Accueil du site /

 Portrait : Le chantre de l’architecture organique

ARCHITECTE, HUMANISTE, MAGICIEN DE L’ESPACE, AU TRAIT SI AÉRIEN QUE SES CRÉATIONS SEMBLENT SE FONDRE DANS LEUR ENVIRONNEMENT, HERVÉ BALEYA RÉALISÉ UNE SÉRIE D’ESPACES REMARQUABLES AUXQUELS ILA DONNÉS CETTE EMPREINTE SI PARTICULIÈRE QUI DÉFINIT L’ARCHITECTURE ORGANIQUE.

Est ce la quête d’un retour aux sources ou est ce une coïncidence pétrifiante, qu’après quarante années d’exercice de la profession en Europe, Hervé Baley ait décidé d’installer son agence à Marrakech ou il vit aujourd’hui depuis une dizaine d’années ? Pays de lumière, de senteurs, de musiques et de couleurs où il a grandi, il y puise son inspiration, ses forces créatrices et une certaine harmonie. Entre les mille et une influences d’Orient et d’Occident, il a ainsi développé un nouveau langage architectural, assemblage de figures géométriques qui engendrent un espace étonnamment fluide.

Inscrit à l’Ecole des beaux arts dans le Paris d’après guerre, le jeune homme fait ses classes dans les grands cabinets d’architectes parisiens tandis qu’il acquiert son expérience sur les chantiers au contact de compagnons ouvriers. Parallèlement, attiré par l’enseignement de l’architecture, il se lance, dans le cadre du célèbre atelier Sens et Espace du boulevard Raspail à Paris. Pendant plus de vingt ans, il formera une centaine d’architectes imprégnés de la philosophie de l’architecture organique. Grande musique, poésie, peinture, arts martiaux, danse et chorégraphie, études des phénomènes naturels physiques et chimiques rythment le cursus de l’atelier. Basé sur l’expérimentation sensible de l’espace, son enseignement est à contre courant des tendances de l’époque qui considèrent le logement comme une machine à habiter et cherche à normaliser l’humain. L’enseignement qu’il propose s’intéresse à l’habitant en tant qu’individu doué de sens, qui doit être le sujet et l’objet de toutes les attentions, pour lui construire un bien être à sa juste mesure. Sa théorie du mal de tête devait inculquer l’amour de l’expérience sensible directe. En effet, comment apprendre a créer un espace source de bien être et d’harmonie, sans être soi même capable de ressentir tout cela ? En découle tout un système de références, une gamme de prescriptions précises qui structure la composition architecturale à partir de l’analyse du site, des modes d’adhésion, et des émotions induites.

Dans sa vie professionnelle, Hervé Baley applique les méthodes de sa science particulière. Sa dernière création à Marrakech, au cour de la Palmeraie, est un hymne à la musique. A l’avant garde de l’architecture contemporaine, elle reste dans son essence typiquement marocaine par ses ambiances, ses matériaux et son insertion parfaite dans le site.

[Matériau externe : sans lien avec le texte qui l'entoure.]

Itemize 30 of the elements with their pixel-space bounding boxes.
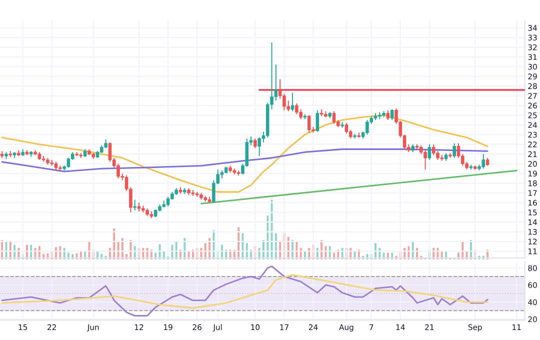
candlestick xyxy=(282,93,286,111)
candlestick xyxy=(366,120,369,136)
candlestick xyxy=(274,64,278,102)
candlestick xyxy=(116,163,120,179)
line-series xyxy=(1,148,488,172)
candlestick xyxy=(332,110,336,124)
candlestick xyxy=(482,154,486,170)
candlestick xyxy=(66,157,70,168)
candlestick xyxy=(452,142,456,158)
line-series xyxy=(1,266,488,317)
bar xyxy=(390,251,394,260)
candlestick xyxy=(295,103,298,115)
line-series xyxy=(1,114,488,193)
candlestick xyxy=(344,122,348,134)
candlestick xyxy=(108,142,112,162)
candlestick xyxy=(166,196,170,207)
candlestick xyxy=(424,150,427,170)
candlestick xyxy=(299,108,302,120)
candlestick xyxy=(428,144,432,160)
candlestick xyxy=(254,138,257,149)
candlestick xyxy=(432,144,436,156)
bar xyxy=(485,248,490,260)
candlestick xyxy=(386,110,390,121)
candlestick xyxy=(290,92,294,112)
candlestick xyxy=(258,137,261,156)
candlestick xyxy=(307,114,311,134)
line-series xyxy=(1,274,488,309)
candlestick xyxy=(390,108,394,121)
candlestick xyxy=(316,110,320,132)
candlestick xyxy=(133,199,136,211)
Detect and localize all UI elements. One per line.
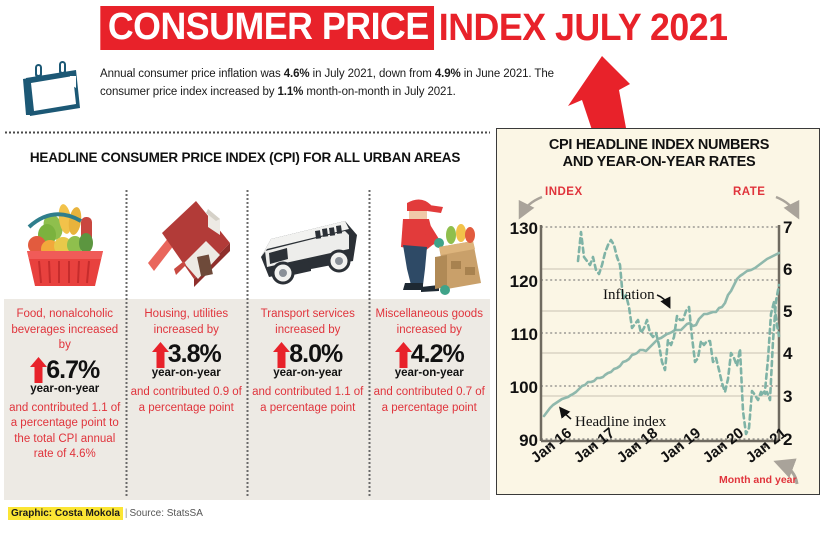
- index-axis-tag: INDEX: [545, 186, 583, 198]
- house-icon: [134, 185, 238, 295]
- up-arrow-icon: [273, 341, 291, 368]
- svg-text:7: 7: [783, 218, 792, 237]
- svg-text:90: 90: [519, 431, 538, 450]
- intro-stat-annual: 4.6%: [283, 68, 310, 80]
- card-transport-body: Transport services increased by 8.0% yea…: [247, 299, 369, 500]
- card-transport: Transport services increased by 8.0% yea…: [246, 185, 369, 500]
- svg-text:100: 100: [510, 378, 538, 397]
- card-misc-yoy: year-on-year: [394, 367, 464, 380]
- card-food-body: Food, nonalcoholic beverages increased b…: [4, 299, 126, 500]
- card-misc: Miscellaneous goods increased by 4.2% ye…: [367, 185, 490, 500]
- svg-text:Jan 17: Jan 17: [571, 425, 618, 467]
- card-misc-value: 4.2%: [410, 340, 465, 369]
- page-title-highlight: CONSUMER PRICE: [100, 6, 435, 50]
- svg-text:130: 130: [510, 219, 538, 238]
- card-transport-yoy: year-on-year: [273, 367, 343, 380]
- svg-text:Jan 20: Jan 20: [700, 425, 747, 467]
- intro-paragraph: Annual consumer price inflation was 4.6%…: [100, 66, 555, 102]
- shopping-basket-icon: [13, 185, 117, 295]
- card-housing-body: Housing, utilities increased by 3.8% yea…: [125, 299, 247, 500]
- card-transport-stat: 8.0%: [251, 340, 365, 369]
- chart-title-line1: CPI HEADLINE INDEX NUMBERS: [548, 137, 770, 153]
- card-housing-value: 3.8%: [167, 340, 222, 369]
- cpi-chart: 130 120 110 100 90 7 6 5 4 3 2 Inf: [510, 195, 800, 485]
- svg-text:2: 2: [783, 430, 792, 449]
- up-arrow-icon: [394, 341, 412, 368]
- intro-stat-mom: 1.1%: [277, 85, 304, 98]
- up-arrow-icon: [30, 357, 48, 384]
- intro-text-4: month-on-month in July 2021.: [303, 85, 456, 98]
- card-food-label: Food, nonalcoholic beverages increased b…: [11, 308, 119, 352]
- chart-title: CPI HEADLINE INDEX NUMBERS AND YEAR-ON-Y…: [497, 137, 821, 170]
- up-arrow-icon: [151, 341, 169, 368]
- svg-text:Jan 19: Jan 19: [657, 425, 704, 467]
- left-panel-heading: HEADLINE CONSUMER PRICE INDEX (CPI) FOR …: [29, 150, 461, 165]
- card-transport-value: 8.0%: [289, 340, 343, 369]
- card-misc-contribution: and contributed 0.7 of a percentage poin…: [373, 386, 485, 414]
- svg-text:6: 6: [783, 260, 792, 279]
- section-divider: [4, 131, 490, 134]
- card-misc-body: Miscellaneous goods increased by 4.2% ye…: [368, 299, 490, 500]
- card-housing: Housing, utilities increased by 3.8% yea…: [124, 185, 247, 500]
- chart-panel: CPI HEADLINE INDEX NUMBERS AND YEAR-ON-Y…: [496, 128, 820, 495]
- card-food-contribution: and contributed 1.1 of a percentage poin…: [9, 401, 121, 461]
- intro-text-1: Annual consumer price inflation was: [100, 68, 284, 80]
- card-housing-yoy: year-on-year: [151, 367, 221, 380]
- inflation-annotation: Inflation: [603, 287, 655, 303]
- delivery-person-icon: [377, 185, 482, 295]
- card-housing-stat: 3.8%: [130, 340, 244, 369]
- month-and-year-label: Month and year: [719, 474, 797, 486]
- card-housing-contribution: and contributed 0.9 of a percentage poin…: [130, 386, 242, 414]
- svg-text:3: 3: [783, 387, 792, 406]
- card-misc-stat: 4.2%: [373, 340, 487, 369]
- red-up-right-arrow-icon: [568, 56, 630, 136]
- card-food: Food, nonalcoholic beverages increased b…: [4, 185, 126, 500]
- graphic-credit: Graphic: Costa Mokola: [8, 507, 123, 520]
- svg-text:120: 120: [510, 272, 538, 291]
- intro-stat-june: 4.9%: [434, 68, 461, 80]
- intro-text-3: in June 2021. The consumer price index i…: [100, 68, 554, 98]
- page-title-plain: INDEX JULY 2021: [438, 7, 728, 49]
- intro-text-2: in July 2021, down from: [309, 68, 435, 80]
- calendar-icon: [23, 61, 80, 116]
- card-transport-contribution: and contributed 1.1 of a percentage poin…: [252, 386, 364, 414]
- category-cards: Food, nonalcoholic beverages increased b…: [4, 185, 490, 500]
- svg-text:4: 4: [783, 344, 793, 363]
- svg-text:5: 5: [783, 302, 792, 321]
- svg-text:110: 110: [511, 325, 538, 344]
- card-housing-label: Housing, utilities increased by: [144, 308, 229, 336]
- chart-title-line2: AND YEAR-ON-YEAR RATES: [562, 153, 756, 170]
- card-food-value: 6.7%: [46, 355, 100, 384]
- credit-separator: |: [124, 508, 128, 519]
- page-title: CONSUMER PRICE INDEX JULY 2021: [0, 6, 825, 50]
- rate-axis-tag: RATE: [733, 186, 766, 198]
- headline-index-annotation: Headline index: [575, 414, 667, 430]
- svg-text:Jan 18: Jan 18: [614, 425, 661, 467]
- card-misc-label: Miscellaneous goods increased by: [375, 308, 483, 336]
- footer-credit: Graphic: Costa Mokola | Source: StatsSA: [8, 507, 203, 520]
- data-source: Source: StatsSA: [129, 508, 203, 519]
- card-food-stat: 6.7%: [8, 356, 122, 385]
- card-transport-label: Transport services increased by: [260, 308, 355, 336]
- card-food-yoy: year-on-year: [30, 382, 100, 395]
- bus-icon: [253, 185, 363, 295]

Inspirés des formes organiques alentour, les deux cent dix poteaux de la maison sont autant de troncs de palmiers qui portent la toiture aérienne. J’ai voulu rendre hommage au mont Toubkal en orientant toute la maison vers son 44 sommet. En se promenant au dessus d’un sol d’eau décliné sous forme de bassin, aquariums, cascades et fontaines l’architecte dévoile aussi un espace de vie où l’eau, en perpétuel mouvement, assure une climatisation naturelle. Où l’impression d’apesanteur, créée par le jeu des réflexions et des échos sonores, est accentuée par la transparence et la fluidité des espaces. Mon client, grand mélomane, va faire l’expérience inédite de vivre dans de la musique en trois dimensions ! Tous les plafonds, sols et chapiteaux sont porteurs d’enceintes acoustiques qui distillent des basses du haut vers le bas, les aigués du bas vers le haut tandis que les médiums longent les poteaux pour rééquilibrer l’espace.

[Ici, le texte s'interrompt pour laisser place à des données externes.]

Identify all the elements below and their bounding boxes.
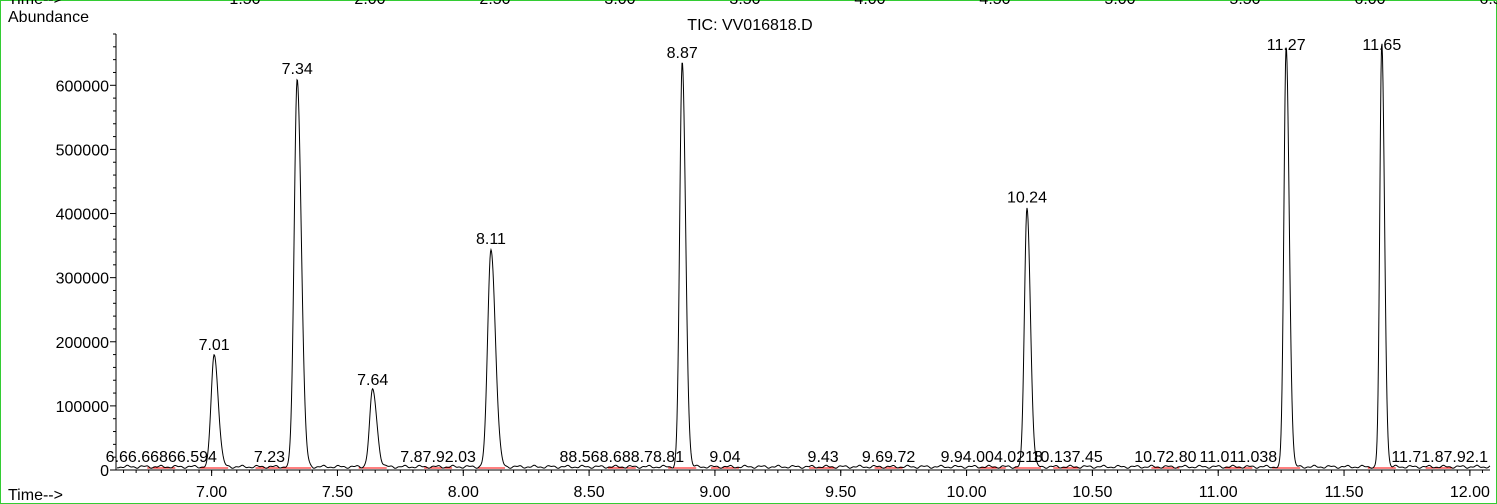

A n’en pas douter, Hervé Baley fait partie de cette catégorie d’architectes passionnés dont la vie se confond avec leur carrière professionnelle. Son oeuvre se rapproche de son idéal dans un ensemble à la cohérence infaillible et fait penser à cette phrase d’Eupalinos à Phèdre : "il existe dans cette ville des maisons muettes, d’autres qui parlent, et d’autres enfin, les plus réussies et les plus rares, qui chantent".